I heard this from an earnest parishioner less than two years after my ordination to the priesthood. I know this because I was still Associate Pastor at Holy Spirit, my first assignment between June 1999 and September 2001. I had just shared my experience about my first year of ministry in a meeting when this parishioner, a well-intentioned mother with several sons, said those words to me.
I am known for being quick-witted, and I recall my immediate answer to her statement. With a smile, I said, “Follow me around for twenty-four hours so you can show me the lonely part!” It was a good retort and was met with a genuine chuckle, but ever since that evening, I have returned again and again to that brief conversation.

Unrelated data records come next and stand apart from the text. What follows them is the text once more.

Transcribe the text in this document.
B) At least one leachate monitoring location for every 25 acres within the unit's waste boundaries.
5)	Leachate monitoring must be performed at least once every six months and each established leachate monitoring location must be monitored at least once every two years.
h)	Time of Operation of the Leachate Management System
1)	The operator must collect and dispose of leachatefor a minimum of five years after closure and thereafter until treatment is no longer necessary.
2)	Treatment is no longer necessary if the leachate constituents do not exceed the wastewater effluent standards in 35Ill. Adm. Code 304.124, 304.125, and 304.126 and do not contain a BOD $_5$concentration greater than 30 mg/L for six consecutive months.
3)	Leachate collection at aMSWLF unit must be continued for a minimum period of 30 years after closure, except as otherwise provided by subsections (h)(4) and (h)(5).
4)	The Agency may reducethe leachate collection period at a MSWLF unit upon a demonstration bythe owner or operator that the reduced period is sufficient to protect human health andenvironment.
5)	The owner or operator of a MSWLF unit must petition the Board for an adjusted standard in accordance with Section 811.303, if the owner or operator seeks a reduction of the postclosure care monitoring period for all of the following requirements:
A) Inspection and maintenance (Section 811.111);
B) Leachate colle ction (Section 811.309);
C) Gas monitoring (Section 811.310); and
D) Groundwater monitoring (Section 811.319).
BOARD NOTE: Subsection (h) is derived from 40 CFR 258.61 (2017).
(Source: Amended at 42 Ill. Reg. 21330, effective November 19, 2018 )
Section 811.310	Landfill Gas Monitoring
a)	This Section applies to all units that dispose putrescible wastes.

Sooner than I ever anticipated, I was moved suddenly from a serene position at Holy Spirit to becoming temporary administrator of Church of the Ascension where the parishioners had learned of their pastor’s sudden resignation on September 11, 2001. Yes, that day of all days! I had no idea of what I had “gotten myself into,” and rather quickly I formed an idea that “I was in way over my head.” Within months, I applied to be the pastor, was appointed during Thanksgiving week, and it was another two years of adjusting, learning, making mistakes — some of them whoppers before I began to feel as if I had a handle on my new role.
After those rocky first years at Ascension, I went through a controversial debate about closing the parish school and merging it into a regional school with two other parishes. I listened to my heart – and more important – to my parishioners and said, “No” to the invitation, with the anticipated backlash and resentment from the archdiocese as well as from the other pastors. Six years ago, I went through the same whirlwind feelings regarding St. James School, again facing backlash and resentment from the archdiocese. Once again, I followed my heart and my conscience and my parishioners but felt the loneliness of estrangement.
The woman at Holy Spirit was being a prophet when she warned me, “It’s such a lonely life.” However, she wasn’t really describing priesthood, but rather the experience of any of us when we are faced with controversy, confusion, disagreement, and estrangement. I have seen it in families, in marriages, in workplaces, as well as in people on an uncertain spiritual journey. Twenty-five years since my ordination in 1999, I have experienced the roller coaster that each of us experiences one way or the other as our life unfolds. There have been lonely moments, yes, but in the end, there have been many more rewarding moments.
As I complete a quarter century of ordained ministry, the last ten years in these two parishes, I am so grateful and appreciative of how all of you have been with me in spirit and in person on this roller coaster ride. I feel blessed. I wouldn’t call it “lonely,” but I can say with certainty that I wouldn’t have it any other way.